DİLİN BOZULMASI İŞARETİN KULLANILMASINA ENGEL
Elbette pek çok kişiye göre noktalı virgül savunusu, Fransa'nın kendi dilinin engellenemeyen düşüşüyle savaşma çabasıyla yakından ilgili. 1634'te Fransız dilini korumak için kurulan Académie Française'in, Fransız dilini koruyan yasaların ve General Commission on Terminology and Neology gibi, yabancı sözcüklerin Gallik karşılığını bulmak için çalışan kurumların çabalarının tersine, Fransızca her geçen gün biraz daha Anglosakson etkisi altına giriyor.
Bugün Fransızcada sık kullanılan ama 65 sayfalık "önerilmeyen" işgalci sözcükler listesinde, email, blog ve fast-food, supermodel, takeaway, low-cost, coach, corner (futbol terimi), shadow-boxing ve motor caravan gibi sözcükler yer alıyor.
Fransızca, evinde olduğu gibi yurtdışında da tehdit altında. Bir zamanların tartışmasız diplomasi dili olan Fransızca, Avrupa Birliği ve Birleşmiş Milletler'deki önemini her geçen gün kaybediyor.
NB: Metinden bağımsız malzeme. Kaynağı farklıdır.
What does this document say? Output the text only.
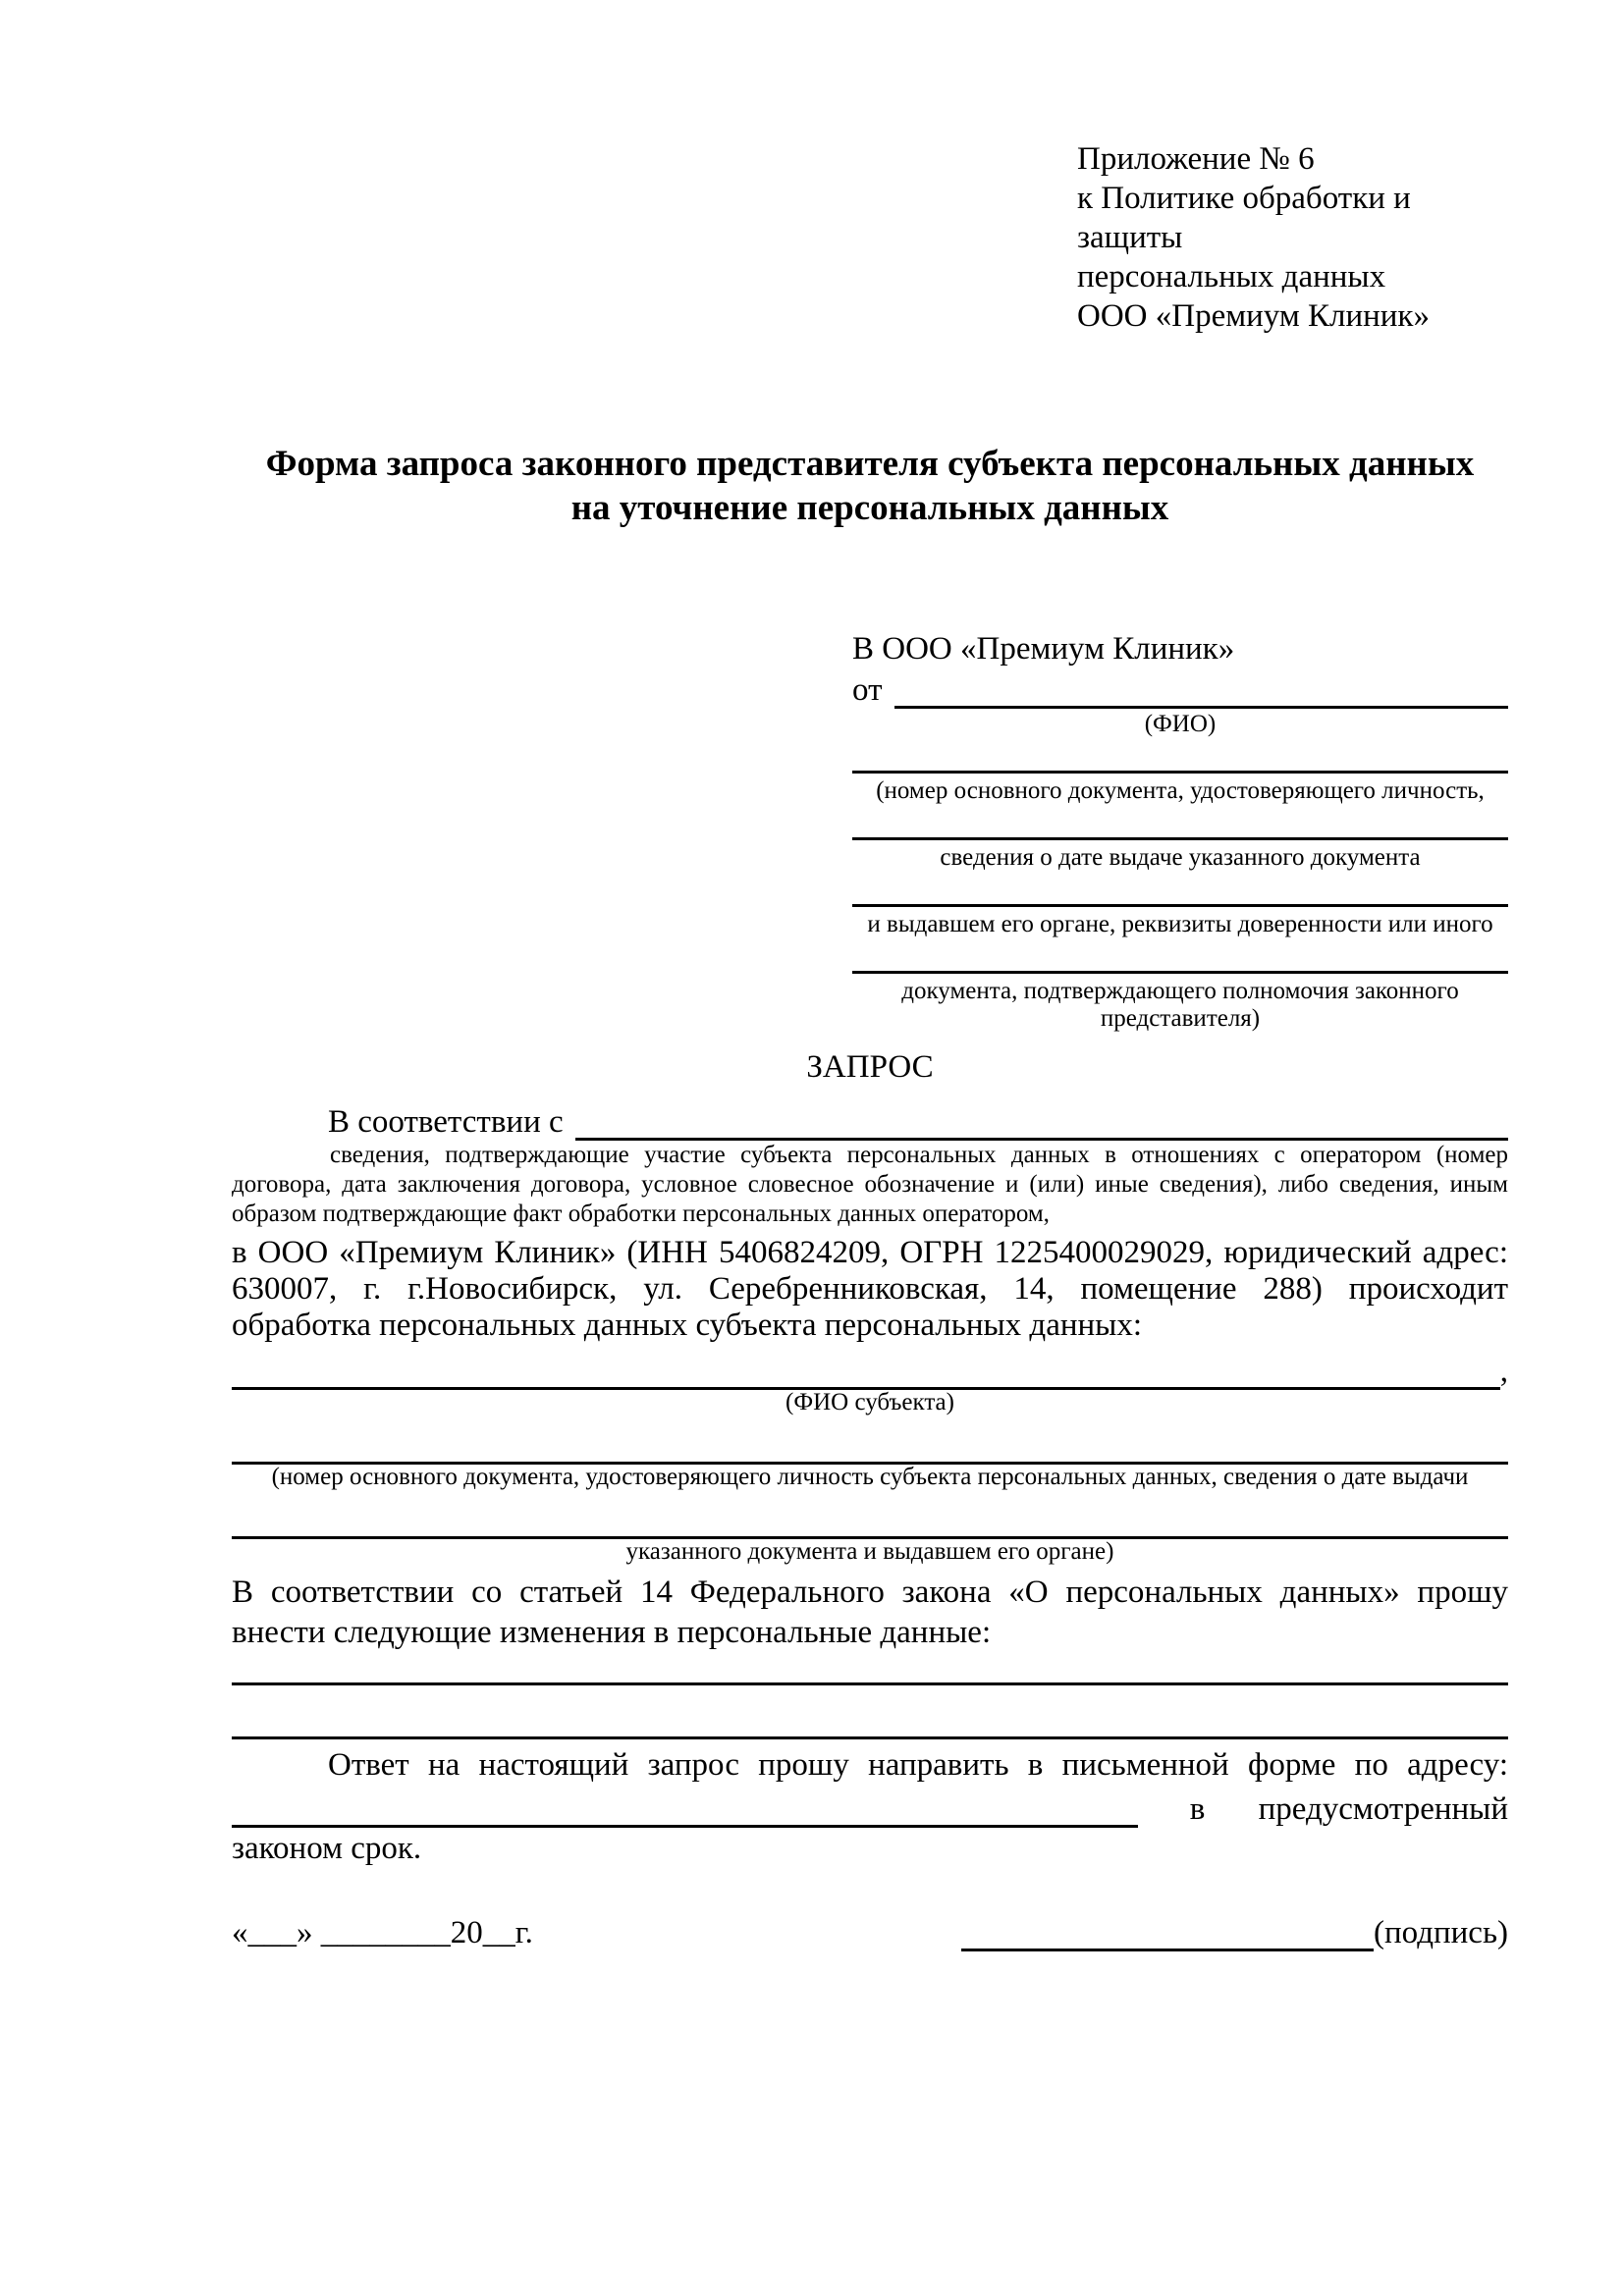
Приложение № 6
к Политике обработки и защиты
персональных данных
ООО «Премиум Клиник»
Форма запроса законного представителя субъекта персональных данных
на уточнение персональных данных
В ООО «Премиум Клиник»
от
(ФИО)
(номер основного документа, удостоверяющего личность,
сведения о дате выдаче указанного документа
и выдавшем его органе, реквизиты доверенности или иного
документа, подтверждающего полномочия законного представителя)
ЗАПРОС
В соответствии с
сведения, подтверждающие участие субъекта персональных данных в отношениях с оператором (номер договора, дата заключения договора, условное словесное обозначение и (или) иные сведения), либо сведения, иным образом подтверждающие факт обработки персональных данных оператором,
в ООО «Премиум Клиник» (ИНН 5406824209, ОГРН 1225400029029, юридический адрес: 630007, г. г.Новосибирск, ул. Серебренниковская, 14, помещение 288) происходит обработка персональных данных субъекта персональных данных:
,
(ФИО субъекта)
(номер основного документа, удостоверяющего личность субъекта персональных данных, сведения о дате выдачи
указанного документа и выдавшем его органе)
В соответствии со статьей 14 Федерального закона «О персональных данных» прошу внести следующие изменения в персональные данные:
Ответ на настоящий запрос прошу направить в письменной форме по адресу:
в предусмотренный
законом срок.
«___» ________20__г.	(подпись)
Académie'nin daimi üyesi olan Hélène Carrère d'Encausse, "Dilimizi korumak bizim için yeni yüzyılda ana ulusal hedef olmalıdır," açıklamasında bulundu.
İNGİLİZCE'NİN OLUMSUZ TESİRİ
Bu tartışmanın İngilizcenin artan etkisi yüzünden olduğunu düşünenlerin sayısı oldukça fazla.
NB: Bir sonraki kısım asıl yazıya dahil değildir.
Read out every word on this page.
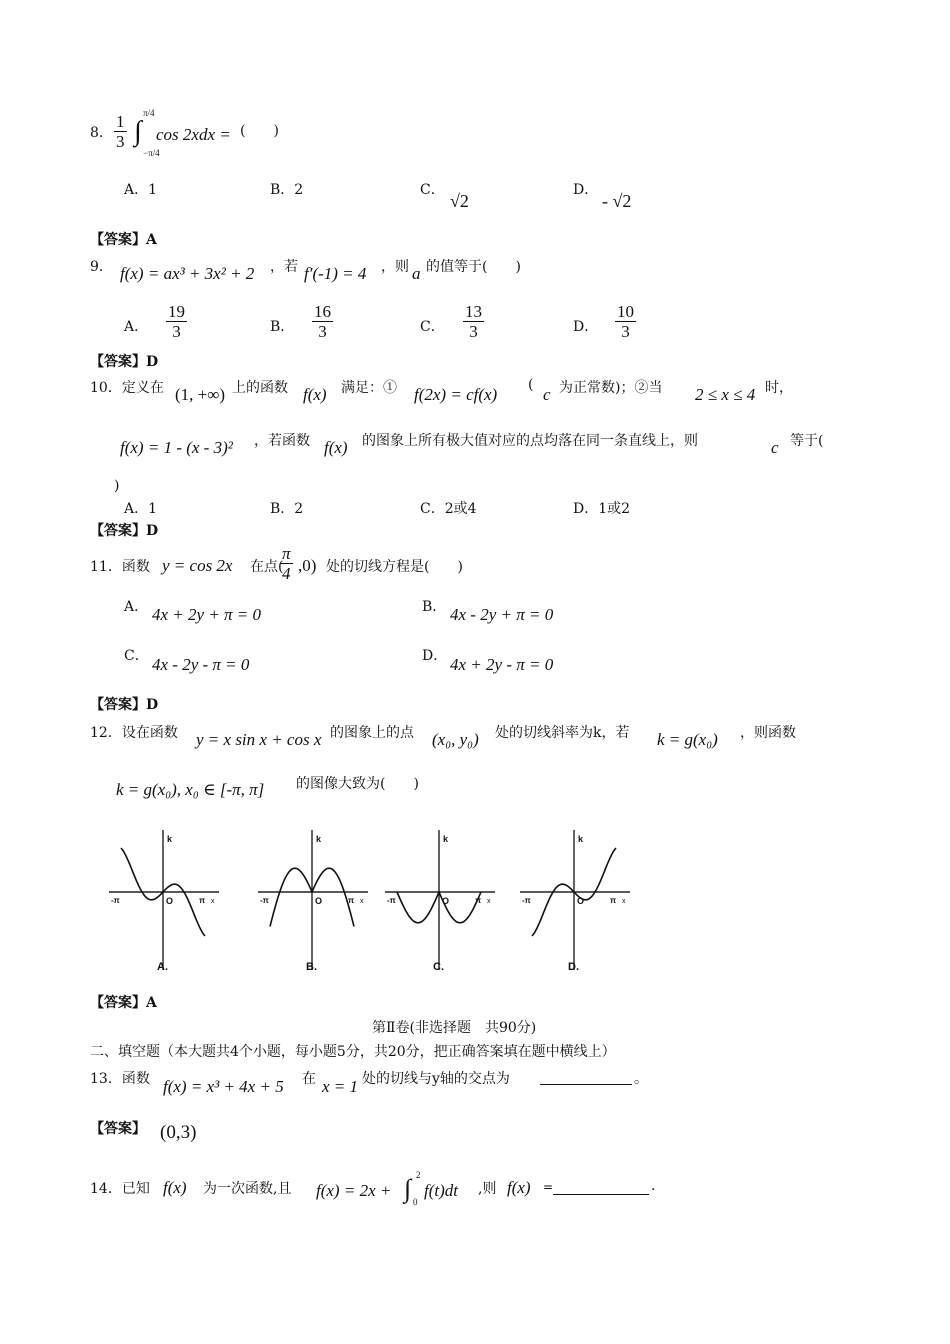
8． $\frac{1}{3}$ ∫
π/4
−π/4
cos 2xdx = (　　)
A．1	B．2	C．
√2
D．
- √2
【答案】A
9． f(x) = ax³ + 3x² + 2 ，若 f′(-1) = 4 ，则 a 的值等于(　　)
A． $\frac{19}{3}$	B． $\frac{16}{3}$	C． $\frac{13}{3}$	D． $\frac{10}{3}$
【答案】D
10．定义在 (1, +∞) 上的函数 f(x) 满足：① f(2x) = cf(x) ( c 为正常数)；②当 2 ≤ x ≤ 4 时，
f(x) = 1 - (x - 3)² ，若函数 f(x) 的图象上所有极大值对应的点均落在同一条直线上，则	c 等于(
)
A．1	B．2	C．2或4	D．1或2
【答案】D
11．函数 y = cos 2x 在点(
$\frac{\pi}{4} ,0$) 处的切线方程是(　　)
A． 4x + 2y + π = 0	B． 4x - 2y + π = 0
C． 4x - 2y - π = 0	D． 4x + 2y - π = 0
【答案】D
12．设在函数 y = x sin x + cos x 的图象上的点 (x₀, y₀) 处的切线斜率为k，若 k = g(x₀) ，则函数
k = g(x₀), x₀ ∈ [-π, π] 的图像大致为(　　)
k
-π	O	π x
A.
k
-π	O	π x
B.
k
-π	O	π x
C.
k
-π	O	π x
D.
【答案】A
第Ⅱ卷(非选择题　共90分)
二、填空题（本大题共4个小题，每小题5分，共20分，把正确答案填在题中横线上）
13．函数 f(x) = x³ + 4x + 5 在 x = 1 处的切线与y轴的交点为	。
【答案】 (0,3)
14．已知 f(x) 为一次函数,且 f(x) = 2x + ∫ 2
0
f(t)dt ,则 f(x) =	.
Nouvel Observateur'un yazı işleri müdürü ve La Ponctuation: Ou l'art d'accommoder les textes adlı kitabın yazarı Sylvie Prioul'a göre, noktalı virgülün kullanımının giderek azalması Fransızca üzerindeki İngilizce etkisinin artmasından, cümlelerin giderek kısalmasından doğuyor.
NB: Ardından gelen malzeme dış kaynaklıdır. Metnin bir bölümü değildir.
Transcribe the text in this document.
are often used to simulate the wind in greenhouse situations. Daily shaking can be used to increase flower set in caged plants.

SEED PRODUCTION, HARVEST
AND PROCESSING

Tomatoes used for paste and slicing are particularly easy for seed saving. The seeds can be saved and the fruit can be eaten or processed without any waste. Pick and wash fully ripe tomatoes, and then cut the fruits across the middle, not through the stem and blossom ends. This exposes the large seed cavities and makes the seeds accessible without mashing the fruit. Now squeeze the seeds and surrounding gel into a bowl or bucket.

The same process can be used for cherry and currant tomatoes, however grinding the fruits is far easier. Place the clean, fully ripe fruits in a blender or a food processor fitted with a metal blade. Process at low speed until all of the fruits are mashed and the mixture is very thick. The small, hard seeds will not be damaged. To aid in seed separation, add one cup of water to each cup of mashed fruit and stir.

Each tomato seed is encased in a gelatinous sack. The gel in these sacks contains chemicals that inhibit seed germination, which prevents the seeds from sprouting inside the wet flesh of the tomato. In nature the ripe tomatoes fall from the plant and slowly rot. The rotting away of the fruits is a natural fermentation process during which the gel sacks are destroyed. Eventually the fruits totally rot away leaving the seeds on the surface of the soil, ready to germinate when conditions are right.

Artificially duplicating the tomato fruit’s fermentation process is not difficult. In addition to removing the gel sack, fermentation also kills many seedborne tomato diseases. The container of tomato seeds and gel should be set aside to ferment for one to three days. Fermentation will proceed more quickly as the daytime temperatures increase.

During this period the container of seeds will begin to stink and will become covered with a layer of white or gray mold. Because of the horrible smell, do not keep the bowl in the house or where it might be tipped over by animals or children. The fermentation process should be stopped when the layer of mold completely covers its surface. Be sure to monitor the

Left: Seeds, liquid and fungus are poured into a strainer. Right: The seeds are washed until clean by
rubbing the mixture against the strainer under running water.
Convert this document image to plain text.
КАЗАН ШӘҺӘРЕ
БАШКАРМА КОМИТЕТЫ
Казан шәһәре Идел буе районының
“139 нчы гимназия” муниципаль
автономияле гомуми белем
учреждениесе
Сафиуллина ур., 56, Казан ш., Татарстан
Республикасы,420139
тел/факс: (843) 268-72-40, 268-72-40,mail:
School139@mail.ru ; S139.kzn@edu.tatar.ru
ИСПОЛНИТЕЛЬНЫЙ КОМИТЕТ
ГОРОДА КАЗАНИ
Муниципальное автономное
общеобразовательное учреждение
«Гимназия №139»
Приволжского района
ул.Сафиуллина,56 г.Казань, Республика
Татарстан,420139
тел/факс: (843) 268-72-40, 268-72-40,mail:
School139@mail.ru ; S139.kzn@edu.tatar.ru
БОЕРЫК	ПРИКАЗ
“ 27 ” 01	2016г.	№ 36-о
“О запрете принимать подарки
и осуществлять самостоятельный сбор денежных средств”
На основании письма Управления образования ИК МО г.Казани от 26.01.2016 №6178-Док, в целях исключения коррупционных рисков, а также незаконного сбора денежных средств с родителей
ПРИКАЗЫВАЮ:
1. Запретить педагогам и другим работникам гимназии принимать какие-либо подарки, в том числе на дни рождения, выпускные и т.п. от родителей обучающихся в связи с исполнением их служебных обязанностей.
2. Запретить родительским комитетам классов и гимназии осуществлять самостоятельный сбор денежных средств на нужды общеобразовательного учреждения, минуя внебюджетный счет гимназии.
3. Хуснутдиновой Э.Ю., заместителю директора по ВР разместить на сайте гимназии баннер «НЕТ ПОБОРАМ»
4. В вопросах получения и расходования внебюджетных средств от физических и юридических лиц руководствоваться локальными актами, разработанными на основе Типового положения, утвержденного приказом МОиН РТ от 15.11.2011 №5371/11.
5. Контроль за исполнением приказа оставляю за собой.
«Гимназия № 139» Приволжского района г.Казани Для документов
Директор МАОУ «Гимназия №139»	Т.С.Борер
Prioul, "Kısa cümleler noktalı virgülün ölüm ilanıdır," diyor. "İnsanlar noktalı virgülü sevmiyor, yazarlar ondan korkuyor, gazetecilerse nadiren kullanıyor. Noktalı virgül kayboluyor ve bu büyük bir utanç." Prioul günlük komünist gazete L'Humanité'yi baştan sona incelediğini ve tek bir noktalı virgüle bile rastlamadığını sözlerine ekliyor. Fransız haber sitesi rue89'a yaptığı açıklamada şunları söylüyor: "Artık, noktalı virgülün bulunabileceği tek yer yorum köşeleri, birazcık uzun olan herhangi bir şey. İnsanlar noktalı virgülü nasıl kullanacaklarını bilmiyor. Noktayla virgülün garip bir karışımı gibi. Bazen virgüle daha yakın oluyor, 18. yüzyılda 'güçlü virgül' dediğimiz şey gibi. Bazen de noktaya daha yakın oluyor."
Yazar, şair ve çevirmen Michel Volkovitch ise noktalı virgülün bir başka savunucusu. "Noktalı virgül, anlatılmak istenen şey karmaşık olduğu zaman değerli," diyor Volkovitch. "Söz konusu parçayı düzgün bir biçimde inşa etmek, şeyleri birbirinden ayırmak, düşünceyi daha berrak hale getirmek; noktalı virgül bunları bir sıraya ve düzene koyuyor. Gerçekten de en kaliteli noktalama işareti."
Her ne kadar kaliteli olsa da noktalı virgülü korumak büyük bir çaba gerektirecek. Dilbilgisi uzmanı Jacques Drillion'ya göre, "yanlış kullanmaktan korkmak" noktalı virgülün sonunu getirecek en büyük etken.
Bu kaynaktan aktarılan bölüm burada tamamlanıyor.